For AMD GCN devices, you have to specify additionally the GPU to be used: `-march=<name>` where name is either `carrizo` or `fiji` (both: third generation) – or the fifth-generation `VEGA` (gfx900 or gfx906). In order to apply this setting to the AMD GCN offloading target, only, and not to the host (`-march=…`) or all other offloading targets (as with `-foffload=-march=…`), use `-foffload=amdgcn-amdhsa=<options>`. For instance: `-foffload=amdgcn-amdhsa="-march=gfx906"`. [NOTE: the target-triplet can be set when building the compiler and might differ between vendors; it can also be, e.g., `amdgcn-unknown-amdhsa`.]
=====
== Intel
*Get Started with OpenMP* Offload to GPU* - https://www.intel.com/content/www/us/en/develop/documentation/get-started-with-cpp-fortran-compiler-openmp/top.html[`https://www.intel.com/content/www/us/en/develop/documentation/get-started-with-cpp-fortran-compiler-openmp/top.html`]

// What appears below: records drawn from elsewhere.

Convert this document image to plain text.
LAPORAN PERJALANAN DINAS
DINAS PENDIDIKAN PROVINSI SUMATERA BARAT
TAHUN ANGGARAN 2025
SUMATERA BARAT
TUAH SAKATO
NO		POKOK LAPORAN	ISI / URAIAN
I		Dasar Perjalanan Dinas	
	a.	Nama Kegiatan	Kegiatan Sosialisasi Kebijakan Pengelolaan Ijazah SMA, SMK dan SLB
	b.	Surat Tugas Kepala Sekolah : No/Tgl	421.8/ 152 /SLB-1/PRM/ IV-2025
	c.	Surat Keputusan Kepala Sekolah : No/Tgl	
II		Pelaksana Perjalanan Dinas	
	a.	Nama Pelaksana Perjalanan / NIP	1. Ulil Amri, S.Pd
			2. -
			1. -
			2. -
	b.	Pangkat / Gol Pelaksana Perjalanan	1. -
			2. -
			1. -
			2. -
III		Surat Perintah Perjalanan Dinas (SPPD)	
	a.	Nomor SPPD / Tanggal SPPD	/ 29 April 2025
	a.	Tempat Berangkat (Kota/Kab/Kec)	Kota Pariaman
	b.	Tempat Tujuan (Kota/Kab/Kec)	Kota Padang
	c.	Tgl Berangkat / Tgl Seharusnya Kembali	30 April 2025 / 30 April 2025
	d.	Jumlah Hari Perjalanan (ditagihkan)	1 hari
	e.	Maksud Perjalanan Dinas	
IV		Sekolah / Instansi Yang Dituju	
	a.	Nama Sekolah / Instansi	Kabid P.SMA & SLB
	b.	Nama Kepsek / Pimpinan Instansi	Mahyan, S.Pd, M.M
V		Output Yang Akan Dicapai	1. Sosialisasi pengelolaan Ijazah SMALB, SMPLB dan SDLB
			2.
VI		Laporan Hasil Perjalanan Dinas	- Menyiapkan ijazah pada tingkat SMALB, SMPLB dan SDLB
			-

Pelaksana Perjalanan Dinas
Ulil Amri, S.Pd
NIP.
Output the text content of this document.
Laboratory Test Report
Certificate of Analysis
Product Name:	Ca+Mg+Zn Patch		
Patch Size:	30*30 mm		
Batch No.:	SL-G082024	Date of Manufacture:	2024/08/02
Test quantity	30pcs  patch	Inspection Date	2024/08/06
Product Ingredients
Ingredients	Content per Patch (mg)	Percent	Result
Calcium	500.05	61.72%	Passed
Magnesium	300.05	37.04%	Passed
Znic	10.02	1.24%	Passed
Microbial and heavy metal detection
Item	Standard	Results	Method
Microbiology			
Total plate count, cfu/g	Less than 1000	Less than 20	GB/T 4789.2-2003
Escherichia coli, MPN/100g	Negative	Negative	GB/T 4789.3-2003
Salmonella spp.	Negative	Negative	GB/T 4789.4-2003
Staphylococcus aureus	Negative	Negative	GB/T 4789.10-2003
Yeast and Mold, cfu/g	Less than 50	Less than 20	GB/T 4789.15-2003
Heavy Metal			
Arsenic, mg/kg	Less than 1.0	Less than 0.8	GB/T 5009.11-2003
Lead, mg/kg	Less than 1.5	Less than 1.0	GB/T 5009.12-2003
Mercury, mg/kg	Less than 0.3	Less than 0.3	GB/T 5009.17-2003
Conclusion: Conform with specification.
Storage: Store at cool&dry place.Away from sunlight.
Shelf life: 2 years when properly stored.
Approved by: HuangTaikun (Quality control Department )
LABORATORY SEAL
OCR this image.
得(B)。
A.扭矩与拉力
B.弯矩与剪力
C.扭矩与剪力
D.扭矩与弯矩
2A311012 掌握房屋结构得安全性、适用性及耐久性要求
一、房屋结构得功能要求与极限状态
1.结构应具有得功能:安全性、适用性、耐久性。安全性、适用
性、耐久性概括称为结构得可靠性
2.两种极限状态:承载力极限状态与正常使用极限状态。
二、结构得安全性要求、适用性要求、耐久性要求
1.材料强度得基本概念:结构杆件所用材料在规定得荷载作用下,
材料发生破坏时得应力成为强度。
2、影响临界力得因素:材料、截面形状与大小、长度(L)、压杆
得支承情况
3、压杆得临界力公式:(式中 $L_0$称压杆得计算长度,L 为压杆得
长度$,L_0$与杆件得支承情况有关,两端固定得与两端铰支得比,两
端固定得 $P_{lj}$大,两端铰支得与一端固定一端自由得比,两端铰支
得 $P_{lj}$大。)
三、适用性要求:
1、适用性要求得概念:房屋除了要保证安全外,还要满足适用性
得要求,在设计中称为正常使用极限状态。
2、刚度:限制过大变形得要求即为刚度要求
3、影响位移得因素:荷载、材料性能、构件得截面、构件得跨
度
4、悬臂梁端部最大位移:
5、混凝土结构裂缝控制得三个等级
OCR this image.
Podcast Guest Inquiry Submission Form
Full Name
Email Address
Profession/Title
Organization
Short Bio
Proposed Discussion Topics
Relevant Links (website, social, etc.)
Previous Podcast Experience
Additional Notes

https://www.intel.com/content/www/us/en/developer/videos/three-quick-practical-examples-openmp-offload-gpus.html#gs.drs907[`https://www.intel.com/content/www/us/en/developer/videos/three-quick-practical-examples-openmp-offload-gpus.html#gs.drs907`]
=====
The OpenMP* Offload to GPU feature of the Intel® oneAPI DPC++/C++ Compiler and the Intel® Fortran Compiler
(Beta) compiles OpenMP source files for a wide range of accelerators. Only the icx
and ifx compilers support the OpenMP Offload feature.
...
Intel supports two new options:
* `-qopenmp`
* `-fopenmp-targets=spir64`
that support OpenMP and offloading execution on CPU and GPU. The `-qopenmp`
option enables a middle-end that supports the transformation of OpenMP
in LLVM* (but not in the Clang* front-end). The `-fopenmp-targets=spir64`
option enables the compiler to generate a x86 + SPIR64
fat binary for the GPU device binary generation.
=====
=== Compiling and Running an Example
The following code is instrumented for OpenMP via various pragmas:
-----
// matmul.cpp: Matrix Multiplication Example using OpenMP Offloading
#include <stdio.h>
#include <math.h>
#include <stdlib.h>
#define MAX 128
int A[MAX][MAX], B[MAX][MAX], C[MAX][MAX], C_SERIAL[MAX][MAX];
typedef int BOOL;
typedef int TYPE;
BOOL check_result(TYPE *actual, TYPE *expected, unsigned n) {
for (unsigned i = 0; i < n; i++) {
if(actual[i] != expected[i]) {
printf("Value mismatch at index = %d. Expected: %d"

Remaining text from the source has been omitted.